I’ve just spent several weeks and, yes, months preparing various projects for what can be summarized simply as pitches. And suddenly I find myself at the end of this process and entering a new stage of “development”: Waiting.

I’m not a big fan of waiting. Never have been. It’s a mortality thing, I suppose. I’d rather do than wait to do. There’s a stereotype about writers; that they’re lazy or procrastinators. By this prejudice I am most certainly not a writer. Perhaps I’m only one by default of the creative process. But I digress.

I’ve never been a big proponent of pitching. Probably because of that waiting element. After all, what’s pitching if not doing something other than actually creating. Unless it’s a means to that creative end. A part of the process. And it is. For some projects. Not necessarily a super fun part, but still a necessary part in order to achieve a certain level of satisfaction. Once again, this all comes back to mortality. Shoe-string art projects and boiling the broom for soup for years and years sounds really great and all, but I’ve got a few more ideas than that. Ideas on a larger scale.

Whether it’s applying to arts funding agencies, pitching to production companies or (just shoot me now) distribution companies there’s something to be said for mortality. I’m eventually going to be dead and I don’t want my legacy to be a bunch of movies I didn’t get made but that look absolutely stellar on paper. Likewise, I could go out and shoot and shoot or animate and animate the hell out of no-budget darlings but to what end? I’ve done that. I know how long that takes and I know what the outcome is. Mortality dictates that I take things to the next level.

So I’ve been dotting the Ts and crossing my eyes over what I know are great stories and turning them into great pitches. And I’ll keeping making those pitches. And while those doing the catching deliberate, I’ll keep right on creating new things.

I am a filmmaker after all, not a filmdreamer.

The Success of Others

January 31st, 2012

My mom sends me links to news articles. So does yours - c’mon. She used to clip out newspaper articles and leave them on the kitchen table for me. But she’s tech savvy now. Anyway, the latest tidbit of entertainment information that Mom deemed worthy of my attention was about a successful writer who’s living the Canadian writer’s dream; working in the US.

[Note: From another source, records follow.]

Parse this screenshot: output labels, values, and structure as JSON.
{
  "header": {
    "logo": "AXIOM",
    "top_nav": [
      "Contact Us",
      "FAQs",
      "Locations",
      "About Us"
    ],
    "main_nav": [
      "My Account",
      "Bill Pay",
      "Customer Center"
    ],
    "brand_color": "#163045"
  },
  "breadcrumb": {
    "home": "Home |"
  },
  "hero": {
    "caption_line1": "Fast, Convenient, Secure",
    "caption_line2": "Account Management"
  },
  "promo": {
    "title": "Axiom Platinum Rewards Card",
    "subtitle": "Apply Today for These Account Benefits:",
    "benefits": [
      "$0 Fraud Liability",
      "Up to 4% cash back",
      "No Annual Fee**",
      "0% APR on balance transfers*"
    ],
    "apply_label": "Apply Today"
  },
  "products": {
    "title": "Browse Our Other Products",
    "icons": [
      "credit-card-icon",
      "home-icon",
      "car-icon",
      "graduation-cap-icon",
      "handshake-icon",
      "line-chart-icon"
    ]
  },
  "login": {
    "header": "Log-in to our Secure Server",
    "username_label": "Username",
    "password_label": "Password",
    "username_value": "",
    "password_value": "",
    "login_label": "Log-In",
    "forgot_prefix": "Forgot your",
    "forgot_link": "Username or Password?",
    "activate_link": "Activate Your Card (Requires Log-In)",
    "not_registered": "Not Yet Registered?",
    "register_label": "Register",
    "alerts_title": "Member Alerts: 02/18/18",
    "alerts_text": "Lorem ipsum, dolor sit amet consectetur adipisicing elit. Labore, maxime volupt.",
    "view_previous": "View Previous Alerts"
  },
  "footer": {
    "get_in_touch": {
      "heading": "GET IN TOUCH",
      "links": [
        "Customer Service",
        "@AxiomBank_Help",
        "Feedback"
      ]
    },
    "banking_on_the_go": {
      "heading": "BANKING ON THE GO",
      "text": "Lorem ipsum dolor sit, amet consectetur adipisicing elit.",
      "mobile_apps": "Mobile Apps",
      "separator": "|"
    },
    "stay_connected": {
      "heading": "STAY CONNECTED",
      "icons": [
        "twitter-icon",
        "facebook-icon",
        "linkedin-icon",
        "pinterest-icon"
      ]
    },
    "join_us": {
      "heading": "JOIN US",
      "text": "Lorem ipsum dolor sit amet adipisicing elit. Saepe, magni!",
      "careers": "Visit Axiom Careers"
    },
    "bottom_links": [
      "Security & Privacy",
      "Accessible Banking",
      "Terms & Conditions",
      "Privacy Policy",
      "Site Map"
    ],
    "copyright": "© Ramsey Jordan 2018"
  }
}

I kindly replied to her email that it’s always nice to read about the success of others.

Mom immediately took the tone of my email to be sarcastic. That my reply was me lashing out with cantankerous envy. And I can see how that’s a reaction that may arise. But it wasn’t, on my part. I thought it was genuinely great to hear about the success of others who share your pursuit.

There’s so much rejection; so much unrelenting defeat in this industry that hearing that someone else has actually hit the target for which they were aiming is - if nothing else - a comforting reminder. A reminder that what you’re after is not impossible. It’s also a nice reminder to take a look at your own accomplishments and remember that for every one of you there are a dozen more yous out there who are reading your story and thinking the same thing. That if a cantankerous jerk so sarcastic that even his mother assumes the worst can do this, so can they.